Belonging Matters: Conversations on Adoption, Family & Kinship, was also awarded a Silver Medal in the Nonfiction Book Awards by the Nonfiction Author’s Association. Belonging Matters is featured in the Award Winners section of the Nonfiction Authors Association site AND the new Nonfiction Book Club site

Here’s the review:

This was an interesting book about the long-term effects of adoption on adoptees, adoptive parents, and birth parents. It is written with a positive view toward adoption, while addressing issues of grief, lack of a sense of belonging, and the pain caused by closed adoptions. I recommend this book to anyone who is a part of an adoption triad.

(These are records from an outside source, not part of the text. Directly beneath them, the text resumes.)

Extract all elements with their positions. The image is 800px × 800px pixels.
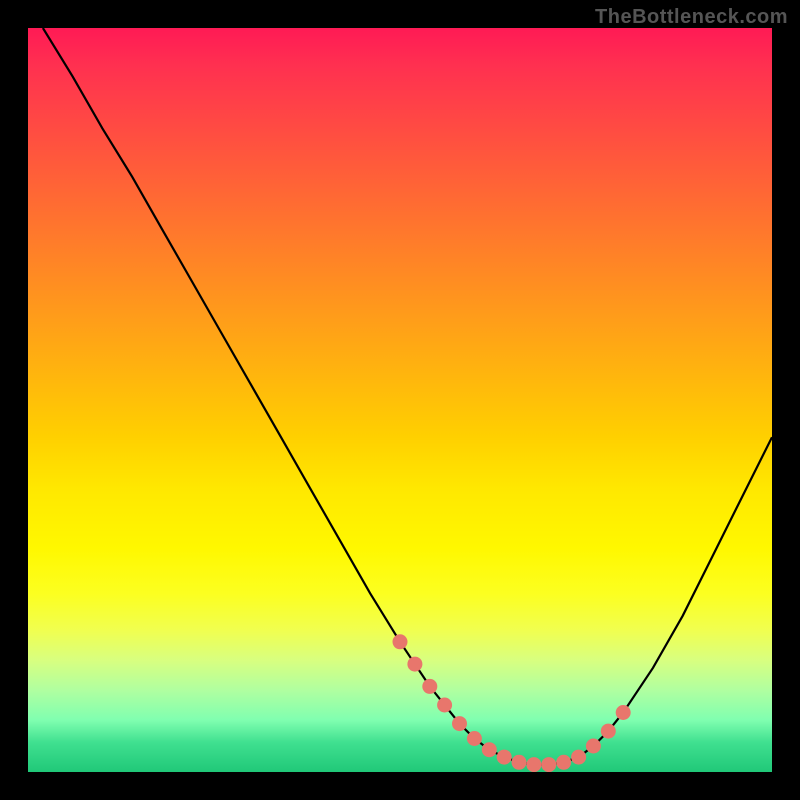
- chart-container: TheBottleneck.com: [0, 0, 800, 800]
- marker-dot: [601, 724, 616, 739]
- watermark-text: TheBottleneck.com: [595, 6, 788, 29]
- marker-dot: [497, 750, 512, 765]
- marker-dot: [512, 755, 527, 770]
- marker-dot: [616, 705, 631, 720]
- bottleneck-curve: [43, 28, 772, 765]
- marker-dot: [437, 698, 452, 713]
- marker-dot: [571, 750, 586, 765]
- marker-dot: [452, 716, 467, 731]
- marker-dot: [393, 634, 408, 649]
- marker-dot: [407, 657, 422, 672]
- marker-dot: [422, 679, 437, 694]
- plot-area: [28, 28, 772, 772]
- marker-dot: [467, 731, 482, 746]
- curve-line: [43, 28, 772, 765]
- marker-dot: [586, 739, 601, 754]
- chart-svg: [28, 28, 772, 772]
- optimal-range-markers: [393, 634, 631, 772]
- marker-dot: [541, 757, 556, 772]
- marker-dot: [556, 755, 571, 770]
- marker-dot: [526, 757, 541, 772]
- marker-dot: [482, 742, 497, 757]
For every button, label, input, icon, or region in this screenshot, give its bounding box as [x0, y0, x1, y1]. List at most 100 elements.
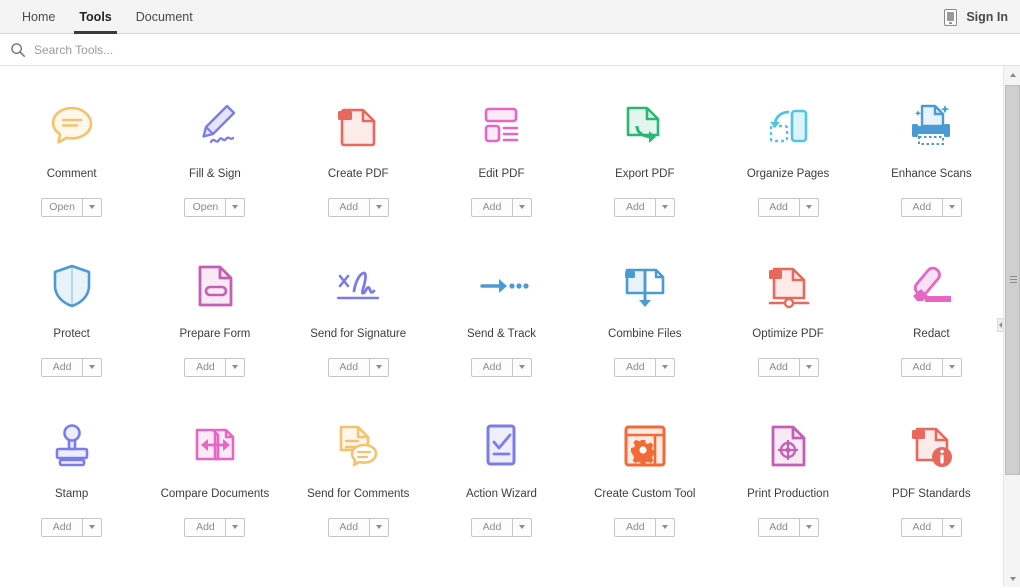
nav-tab-home[interactable]: Home [10, 0, 67, 34]
chevron-down-icon[interactable] [513, 359, 531, 376]
scroll-up-arrow[interactable] [1004, 66, 1020, 83]
tool-action-button[interactable]: Add [328, 358, 389, 377]
signature-x-icon[interactable] [330, 258, 386, 314]
comment-bubble-icon[interactable] [44, 98, 100, 154]
partial-row-icon-3[interactable] [330, 578, 386, 587]
tool-action-button[interactable]: Add [758, 518, 819, 537]
tool-card-export-pdf[interactable]: Export PDFAdd [573, 88, 716, 248]
tool-action-button[interactable]: Add [41, 358, 102, 377]
tool-action-button[interactable]: Add [471, 358, 532, 377]
tool-action-label[interactable]: Add [185, 519, 226, 536]
partial-row-icon-5[interactable] [617, 578, 673, 587]
tool-action-label[interactable]: Open [42, 199, 83, 216]
tool-action-label[interactable]: Add [902, 199, 943, 216]
tool-card-create-custom-tool[interactable]: Create Custom ToolAdd [573, 408, 716, 568]
chevron-down-icon[interactable] [656, 199, 674, 216]
tool-action-button[interactable]: Add [471, 518, 532, 537]
tool-action-button[interactable]: Add [614, 198, 675, 217]
chevron-down-icon[interactable] [943, 359, 961, 376]
pdf-standards-info-icon[interactable] [903, 418, 959, 474]
tool-card-combine-files[interactable]: Combine FilesAdd [573, 248, 716, 408]
chevron-down-icon[interactable] [513, 199, 531, 216]
tool-card-stamp[interactable]: StampAdd [0, 408, 143, 568]
combine-files-icon[interactable] [617, 258, 673, 314]
chevron-down-icon[interactable] [370, 359, 388, 376]
send-track-arrow-icon[interactable] [473, 258, 529, 314]
redact-marker-icon[interactable] [903, 258, 959, 314]
chevron-down-icon[interactable] [226, 519, 244, 536]
tool-action-label[interactable]: Add [42, 359, 83, 376]
tool-action-button[interactable]: Add [614, 358, 675, 377]
tool-card-protect[interactable]: ProtectAdd [0, 248, 143, 408]
tool-action-button[interactable]: Add [184, 518, 245, 537]
tool-card-compare-documents[interactable]: Compare DocumentsAdd [143, 408, 286, 568]
partial-row-icon-2[interactable] [187, 578, 243, 587]
chevron-down-icon[interactable] [83, 519, 101, 536]
tool-action-button[interactable]: Add [901, 518, 962, 537]
chevron-down-icon[interactable] [83, 199, 101, 216]
tool-action-label[interactable]: Add [472, 199, 513, 216]
print-production-icon[interactable] [760, 418, 816, 474]
tool-card-enhance-scans[interactable]: Enhance ScansAdd [860, 88, 1003, 248]
chevron-down-icon[interactable] [800, 519, 818, 536]
vertical-scrollbar[interactable] [1003, 66, 1020, 587]
tool-card-partial-27[interactable] [716, 568, 859, 587]
tool-card-partial-22[interactable] [0, 568, 143, 587]
create-pdf-icon[interactable] [330, 98, 386, 154]
tool-card-send-for-signature[interactable]: Send for SignatureAdd [287, 248, 430, 408]
tool-action-label[interactable]: Add [329, 519, 370, 536]
tool-card-fill-sign[interactable]: Fill & SignOpen [143, 88, 286, 248]
pen-signature-icon[interactable] [187, 98, 243, 154]
tool-action-button[interactable]: Add [328, 198, 389, 217]
tool-card-pdf-standards[interactable]: PDF StandardsAdd [860, 408, 1003, 568]
tool-action-button[interactable]: Add [328, 518, 389, 537]
tool-card-partial-25[interactable] [430, 568, 573, 587]
tool-action-button[interactable]: Add [901, 198, 962, 217]
tool-action-label[interactable]: Add [615, 199, 656, 216]
tool-card-partial-23[interactable] [143, 568, 286, 587]
shield-icon[interactable] [44, 258, 100, 314]
sign-in-button[interactable]: Sign In [966, 10, 1008, 24]
tool-card-comment[interactable]: CommentOpen [0, 88, 143, 248]
tool-action-label[interactable]: Add [759, 199, 800, 216]
chevron-down-icon[interactable] [513, 519, 531, 536]
optimize-pdf-icon[interactable] [760, 258, 816, 314]
nav-tab-tools[interactable]: Tools [67, 0, 123, 34]
tool-action-label[interactable]: Add [472, 359, 513, 376]
tool-action-label[interactable]: Add [472, 519, 513, 536]
scroll-down-arrow[interactable] [1004, 570, 1020, 587]
tool-action-label[interactable]: Add [902, 519, 943, 536]
organize-pages-icon[interactable] [760, 98, 816, 154]
tool-card-send-for-comments[interactable]: Send for CommentsAdd [287, 408, 430, 568]
tool-card-optimize-pdf[interactable]: Optimize PDFAdd [716, 248, 859, 408]
chevron-down-icon[interactable] [800, 359, 818, 376]
chevron-down-icon[interactable] [226, 199, 244, 216]
partial-row-icon-6[interactable] [760, 578, 816, 587]
tool-card-action-wizard[interactable]: Action WizardAdd [430, 408, 573, 568]
partial-row-icon-1[interactable] [44, 578, 100, 587]
tool-action-button[interactable]: Open [41, 198, 102, 217]
enhance-scans-icon[interactable] [903, 98, 959, 154]
tool-card-edit-pdf[interactable]: Edit PDFAdd [430, 88, 573, 248]
tool-action-button[interactable]: Add [758, 358, 819, 377]
tool-action-button[interactable]: Add [471, 198, 532, 217]
tool-action-label[interactable]: Add [329, 359, 370, 376]
tool-action-button[interactable]: Add [41, 518, 102, 537]
chevron-down-icon[interactable] [943, 519, 961, 536]
tool-card-partial-24[interactable] [287, 568, 430, 587]
tool-action-label[interactable]: Add [902, 359, 943, 376]
tool-action-label[interactable]: Add [759, 519, 800, 536]
chevron-down-icon[interactable] [943, 199, 961, 216]
partial-row-icon-4[interactable] [473, 578, 529, 587]
chevron-down-icon[interactable] [226, 359, 244, 376]
chevron-down-icon[interactable] [656, 519, 674, 536]
compare-documents-icon[interactable] [187, 418, 243, 474]
stamp-icon[interactable] [44, 418, 100, 474]
custom-tool-gear-icon[interactable] [617, 418, 673, 474]
tool-card-partial-28[interactable] [860, 568, 1003, 587]
chevron-down-icon[interactable] [656, 359, 674, 376]
tool-action-label[interactable]: Add [615, 519, 656, 536]
chevron-down-icon[interactable] [800, 199, 818, 216]
chevron-down-icon[interactable] [370, 199, 388, 216]
export-pdf-arrow-icon[interactable] [617, 98, 673, 154]
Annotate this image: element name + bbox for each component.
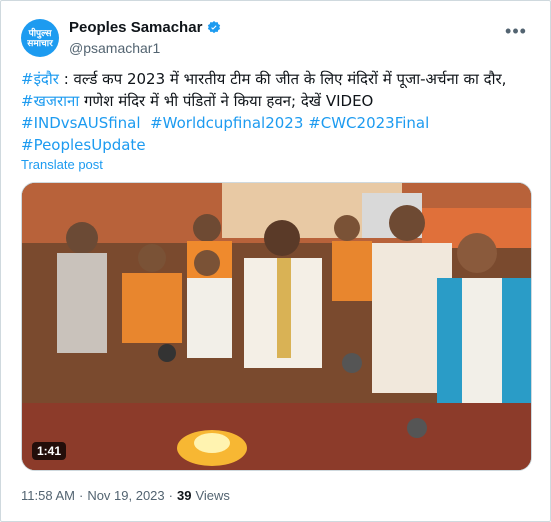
more-horizontal-icon: ••• xyxy=(505,20,527,41)
tweet-header: पीपुल्स समाचार Peoples Samachar @psamach… xyxy=(21,17,534,61)
author-display-name[interactable]: Peoples Samachar xyxy=(69,19,202,36)
tweet-date[interactable]: Nov 19, 2023 xyxy=(87,488,164,503)
views-label: Views xyxy=(195,488,230,503)
tweet-text-segment: गणेश मंदिर में भी पंडितों ने किया हवन; द… xyxy=(79,92,374,110)
hashtag-link[interactable]: #इंदौर xyxy=(21,70,59,88)
video-duration-badge: 1:41 xyxy=(32,442,67,460)
tweet-time[interactable]: 11:58 AM xyxy=(21,488,75,503)
tweet-text: #इंदौर : वर्ल्ड कप 2023 में भारतीय टीम क… xyxy=(21,68,536,156)
author-handle[interactable]: @psamachar1 xyxy=(69,40,222,56)
hashtag-link[interactable]: #CWC2023Final xyxy=(308,114,429,132)
video-player[interactable]: 1:41 xyxy=(21,182,532,471)
meta-separator: · xyxy=(168,488,173,503)
author-name-row[interactable]: Peoples Samachar xyxy=(69,19,222,36)
hashtag-link[interactable]: #Worldcupfinal2023 xyxy=(150,114,303,132)
avatar[interactable]: पीपुल्स समाचार xyxy=(21,19,59,57)
verified-badge-icon xyxy=(206,20,222,36)
author-block: Peoples Samachar @psamachar1 xyxy=(69,19,222,56)
tweet-card: पीपुल्स समाचार Peoples Samachar @psamach… xyxy=(0,0,551,522)
meta-separator: · xyxy=(78,488,84,503)
hashtag-link[interactable]: #खजराना xyxy=(21,92,79,110)
tweet-meta: 11:58 AM · Nov 19, 2023 · 39 Views xyxy=(21,488,230,503)
translate-post-link[interactable]: Translate post xyxy=(21,157,103,172)
hashtag-link[interactable]: #PeoplesUpdate xyxy=(21,136,146,154)
tweet-text-segment: : वर्ल्ड कप 2023 में भारतीय टीम की जीत क… xyxy=(58,70,507,88)
views-count: 39 xyxy=(177,488,192,503)
avatar-logo-text: पीपुल्स समाचार xyxy=(27,28,53,48)
video-thumbnail xyxy=(22,183,531,470)
more-options-button[interactable]: ••• xyxy=(504,21,528,41)
hashtag-link[interactable]: #INDvsAUSfinal xyxy=(21,114,141,132)
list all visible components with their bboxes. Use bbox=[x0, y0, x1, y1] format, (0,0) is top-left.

Thank you to Hiraeth Hope & Healing Book Club for hosting Julie to speak about her first memoir, Twice a Daughter, on Dec. 18th

On January 8, the Adoption and Fostering Podcast with Al and Scott will share a conversation with Julie about all things adoption.

On January 9, Julie will speak to The Respect for Life Group at St. Mary Star of the Sea on Longboat Key in Sarasota about her books and identity and belonging.

On January 10, Julie’s interview about adoption and her writing journey will post on The Wandering Tree Podcast. 

On February 16, find Julie at J. McLaughlin’s on Longboat Key. She will be signing her books and donating proceeds from the “Sip n Shop” event to benefit the Longboat Key Library. 

On February 27th, Dr. Meg Meeker will host a conversation with Julie on the Parenting Great Kids podcast. 

To listen to other podcasts where Julie shares about her books, adoption story, and perspectives on all things related to identity and belonging, go to the media tab on her website.

Wherever you spend the holidays and with whomever you gather, I hope that The Season of Joy is meaningful, and that the biggest gift you continue to enjoy is health and wellness.